Pimenta está morto! Mesmo agora, às vezes, eu mal consigo acreditar que está. Já se foram muitas semanas desde que eu voltei daquela estranha e terrível jornada através do espaço e do tempo. Há vezes, em meu sono, em que eu sonho sobre isso, e novamente atravesso todo aquele acontecimento temível. Quando acordo, os meus pensamentos continuam nisso. O Sol — aqueles Sóis, seriam eles realmente os grandes Sóis Centrais em torno dos quais o universo todo e os céus desconhecidos revolvem? Quem poderá dizer? E os glóbulos brilhantes flutuando eternamente na luz do Sol Verde! E o Mar do Sono, sobre o qual eles flutuam! Quão inacreditável é tudo isso. Se não fosse pelo Pimenta eu deveria inclinar-me, mesmo depois de todas as coisas extraordinárias que presenciei, a imaginar que tudo não passou de um gigantesco sonho. E depois, a assustadora nebulosa escura (com as suas multidões de esferas vermelhas) movendo-se sempre à sombra do Sol Escuro, percorrendo a sua estupenda órbita, eternamente envolva em trevas. E as faces que olhavam para mim! Deus, será que elas existem mesmo?… E ainda tem aquela pequena pilha de poeira cinzenta no chão de meu escritório. Não vou tocá-la.

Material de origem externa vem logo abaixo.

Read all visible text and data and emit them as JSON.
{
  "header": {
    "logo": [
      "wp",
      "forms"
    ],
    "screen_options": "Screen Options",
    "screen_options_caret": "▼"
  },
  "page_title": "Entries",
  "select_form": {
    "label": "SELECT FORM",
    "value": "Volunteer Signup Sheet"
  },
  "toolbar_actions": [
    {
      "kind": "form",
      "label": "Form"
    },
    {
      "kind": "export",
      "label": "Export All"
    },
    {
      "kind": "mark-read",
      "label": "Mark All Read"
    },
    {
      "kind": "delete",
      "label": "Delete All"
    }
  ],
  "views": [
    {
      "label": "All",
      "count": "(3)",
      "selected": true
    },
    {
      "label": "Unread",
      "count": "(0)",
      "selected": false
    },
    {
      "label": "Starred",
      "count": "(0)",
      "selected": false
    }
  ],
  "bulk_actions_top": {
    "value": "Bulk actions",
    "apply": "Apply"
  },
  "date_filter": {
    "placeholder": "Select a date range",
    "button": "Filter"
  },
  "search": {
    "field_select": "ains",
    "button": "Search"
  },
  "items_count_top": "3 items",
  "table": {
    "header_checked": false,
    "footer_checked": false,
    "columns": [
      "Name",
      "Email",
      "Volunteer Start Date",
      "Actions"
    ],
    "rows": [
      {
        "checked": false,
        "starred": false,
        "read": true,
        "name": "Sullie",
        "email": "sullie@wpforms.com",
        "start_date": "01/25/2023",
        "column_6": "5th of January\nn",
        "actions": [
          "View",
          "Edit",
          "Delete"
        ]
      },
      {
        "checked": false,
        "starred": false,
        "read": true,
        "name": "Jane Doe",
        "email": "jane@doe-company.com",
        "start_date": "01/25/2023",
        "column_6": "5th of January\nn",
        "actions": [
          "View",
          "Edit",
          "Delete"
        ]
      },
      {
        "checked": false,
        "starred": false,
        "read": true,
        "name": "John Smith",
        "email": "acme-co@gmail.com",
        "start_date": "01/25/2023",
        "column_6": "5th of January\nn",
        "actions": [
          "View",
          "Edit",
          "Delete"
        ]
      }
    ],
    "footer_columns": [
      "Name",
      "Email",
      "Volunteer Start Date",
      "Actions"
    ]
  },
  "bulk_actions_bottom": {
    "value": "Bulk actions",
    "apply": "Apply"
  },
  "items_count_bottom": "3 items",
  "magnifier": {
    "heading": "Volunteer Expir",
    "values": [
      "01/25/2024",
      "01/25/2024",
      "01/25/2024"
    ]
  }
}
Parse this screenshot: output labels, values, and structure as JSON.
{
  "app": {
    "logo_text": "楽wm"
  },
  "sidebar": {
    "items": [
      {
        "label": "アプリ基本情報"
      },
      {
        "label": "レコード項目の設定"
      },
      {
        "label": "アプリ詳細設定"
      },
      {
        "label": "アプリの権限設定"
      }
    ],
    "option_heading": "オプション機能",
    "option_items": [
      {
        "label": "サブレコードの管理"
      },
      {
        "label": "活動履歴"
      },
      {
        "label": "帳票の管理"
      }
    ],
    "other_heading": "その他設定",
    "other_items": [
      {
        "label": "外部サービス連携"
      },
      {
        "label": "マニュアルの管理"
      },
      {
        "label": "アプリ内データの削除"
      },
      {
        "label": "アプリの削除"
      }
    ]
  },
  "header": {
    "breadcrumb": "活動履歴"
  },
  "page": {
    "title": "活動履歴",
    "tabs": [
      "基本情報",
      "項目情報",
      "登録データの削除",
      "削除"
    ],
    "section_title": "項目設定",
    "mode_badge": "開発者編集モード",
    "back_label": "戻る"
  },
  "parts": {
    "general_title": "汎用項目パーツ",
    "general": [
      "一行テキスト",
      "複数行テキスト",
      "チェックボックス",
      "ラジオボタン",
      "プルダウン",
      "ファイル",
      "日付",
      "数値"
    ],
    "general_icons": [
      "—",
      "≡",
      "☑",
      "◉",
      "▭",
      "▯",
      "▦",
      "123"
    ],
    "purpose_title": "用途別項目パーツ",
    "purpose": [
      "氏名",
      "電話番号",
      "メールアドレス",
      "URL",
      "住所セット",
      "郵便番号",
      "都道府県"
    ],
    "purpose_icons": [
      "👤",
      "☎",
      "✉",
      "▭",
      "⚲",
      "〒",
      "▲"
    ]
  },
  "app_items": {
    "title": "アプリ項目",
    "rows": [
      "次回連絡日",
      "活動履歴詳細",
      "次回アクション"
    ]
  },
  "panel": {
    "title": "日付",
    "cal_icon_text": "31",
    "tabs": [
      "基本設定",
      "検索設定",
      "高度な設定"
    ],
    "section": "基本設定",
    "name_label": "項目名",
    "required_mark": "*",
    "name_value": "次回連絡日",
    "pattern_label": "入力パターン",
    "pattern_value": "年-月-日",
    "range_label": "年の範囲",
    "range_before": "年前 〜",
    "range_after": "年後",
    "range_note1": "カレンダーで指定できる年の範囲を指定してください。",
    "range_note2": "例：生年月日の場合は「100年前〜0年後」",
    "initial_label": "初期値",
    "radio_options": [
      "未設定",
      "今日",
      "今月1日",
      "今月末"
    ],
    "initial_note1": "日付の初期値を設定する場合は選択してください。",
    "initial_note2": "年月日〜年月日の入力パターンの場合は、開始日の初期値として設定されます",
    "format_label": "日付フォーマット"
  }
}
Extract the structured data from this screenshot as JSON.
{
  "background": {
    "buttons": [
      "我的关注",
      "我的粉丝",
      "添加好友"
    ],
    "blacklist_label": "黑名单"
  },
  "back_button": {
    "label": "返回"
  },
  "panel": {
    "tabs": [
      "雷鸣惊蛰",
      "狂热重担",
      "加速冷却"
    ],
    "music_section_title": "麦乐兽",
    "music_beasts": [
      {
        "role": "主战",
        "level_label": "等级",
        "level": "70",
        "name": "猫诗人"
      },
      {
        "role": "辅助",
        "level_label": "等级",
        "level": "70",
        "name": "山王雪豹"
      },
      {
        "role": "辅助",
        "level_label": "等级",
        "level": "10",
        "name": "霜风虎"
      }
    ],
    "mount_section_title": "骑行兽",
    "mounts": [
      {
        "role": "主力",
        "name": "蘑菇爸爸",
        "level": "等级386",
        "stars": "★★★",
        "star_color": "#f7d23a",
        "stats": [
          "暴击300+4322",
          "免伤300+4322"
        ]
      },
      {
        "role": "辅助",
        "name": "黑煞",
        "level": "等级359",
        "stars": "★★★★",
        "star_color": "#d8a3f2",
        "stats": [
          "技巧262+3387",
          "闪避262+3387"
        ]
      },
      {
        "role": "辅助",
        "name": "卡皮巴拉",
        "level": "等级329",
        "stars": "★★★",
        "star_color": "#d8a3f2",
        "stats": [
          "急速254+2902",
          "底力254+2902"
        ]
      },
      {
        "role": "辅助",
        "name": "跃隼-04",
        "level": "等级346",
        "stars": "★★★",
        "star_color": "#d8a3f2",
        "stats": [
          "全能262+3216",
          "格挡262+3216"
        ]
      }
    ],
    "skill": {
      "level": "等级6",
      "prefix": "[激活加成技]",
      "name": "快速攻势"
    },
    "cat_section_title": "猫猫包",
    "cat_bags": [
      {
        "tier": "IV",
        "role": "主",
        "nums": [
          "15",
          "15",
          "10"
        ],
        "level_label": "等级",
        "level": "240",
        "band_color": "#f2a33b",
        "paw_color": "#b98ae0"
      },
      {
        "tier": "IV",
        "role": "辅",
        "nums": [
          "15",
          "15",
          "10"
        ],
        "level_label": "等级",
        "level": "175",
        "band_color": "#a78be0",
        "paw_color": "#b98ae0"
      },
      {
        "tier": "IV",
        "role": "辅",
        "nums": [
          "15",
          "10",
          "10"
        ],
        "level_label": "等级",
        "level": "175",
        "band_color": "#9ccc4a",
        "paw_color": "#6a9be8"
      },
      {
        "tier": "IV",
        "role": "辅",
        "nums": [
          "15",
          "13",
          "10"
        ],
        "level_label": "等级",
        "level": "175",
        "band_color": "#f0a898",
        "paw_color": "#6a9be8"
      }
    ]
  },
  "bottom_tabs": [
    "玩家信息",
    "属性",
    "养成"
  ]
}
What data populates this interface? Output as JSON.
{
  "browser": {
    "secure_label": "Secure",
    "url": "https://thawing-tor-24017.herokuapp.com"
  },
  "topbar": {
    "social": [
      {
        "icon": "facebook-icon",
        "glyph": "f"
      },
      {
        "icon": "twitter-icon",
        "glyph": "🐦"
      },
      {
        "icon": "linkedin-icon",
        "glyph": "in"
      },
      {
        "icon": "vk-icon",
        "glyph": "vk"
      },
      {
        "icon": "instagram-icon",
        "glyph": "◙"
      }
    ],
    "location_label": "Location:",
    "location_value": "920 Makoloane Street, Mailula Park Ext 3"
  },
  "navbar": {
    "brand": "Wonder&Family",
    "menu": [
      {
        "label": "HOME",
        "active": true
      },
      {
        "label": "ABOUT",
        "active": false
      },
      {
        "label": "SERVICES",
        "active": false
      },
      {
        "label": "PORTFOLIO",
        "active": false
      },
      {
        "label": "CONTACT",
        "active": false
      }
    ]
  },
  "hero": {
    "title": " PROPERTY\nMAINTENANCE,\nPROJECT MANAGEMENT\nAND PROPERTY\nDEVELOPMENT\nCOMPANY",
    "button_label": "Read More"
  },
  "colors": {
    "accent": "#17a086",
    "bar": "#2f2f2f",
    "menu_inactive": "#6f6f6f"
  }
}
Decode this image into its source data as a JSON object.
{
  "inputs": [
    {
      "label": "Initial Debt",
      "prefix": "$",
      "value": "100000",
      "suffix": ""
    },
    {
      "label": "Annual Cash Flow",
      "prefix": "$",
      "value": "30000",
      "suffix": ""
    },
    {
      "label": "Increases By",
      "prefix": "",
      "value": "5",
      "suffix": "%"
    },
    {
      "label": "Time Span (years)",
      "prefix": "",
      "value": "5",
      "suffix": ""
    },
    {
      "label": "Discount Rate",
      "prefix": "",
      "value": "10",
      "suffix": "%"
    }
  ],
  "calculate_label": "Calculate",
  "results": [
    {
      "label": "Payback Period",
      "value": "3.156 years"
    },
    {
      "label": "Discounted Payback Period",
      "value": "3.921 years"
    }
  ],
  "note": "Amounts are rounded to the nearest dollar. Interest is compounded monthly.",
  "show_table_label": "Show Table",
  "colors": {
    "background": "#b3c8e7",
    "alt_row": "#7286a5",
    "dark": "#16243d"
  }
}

Às vezes, quando estou mais calmo, tenho pensado no que aconteceu aos planetas exteriores do Sistema Solar. Ocorreu-me que eles devem ter se desprendido da atração do sol e se perdido no espaço. Isto é, porém, apenas uma hipótese. Há muitas coisas sobre as quais só posso cogitar.

Agora ao escrever, devo registrar que tenho a certeza de que algo horrível está por acontecer. Ontem à noite aconteceu uma coisa que me encheu de um terror ainda maior do que o pavor do Abismo. Vou escrever sobre isso agora e, se mais alguma coisa ocorrer, tentarei tomar nota disso no mesmo instante. Tenho uma sensação de que aconteceram mais coisas nesse último encontro do que em todos os outros. Estou trêmulo e nervoso, mesmo agora ao escrever. De alguma forma a more me parece não estar muito longe. Não que eu tema a morte — a morte como a entendemos. Mesmo assim está no ar algo que me dá medo — um horror frio e intangível. Eu o senti ontem à noite. Foi assim.

Ontem à noite eu estava sentado aqui no meu escritório, escrevendo. A porta que dá para o jardim estava entreaberta. Às vezes um ruído metálico soava debilmente. Ele vinha da corrente do cão que eu comprei depois que o Pimenta morreu. Eu não o deixo entrar na casa — não depois de Pimenta. Mesmo assim eu me sinto melhor em ter um cão por perto. São criaturas maravilhosas.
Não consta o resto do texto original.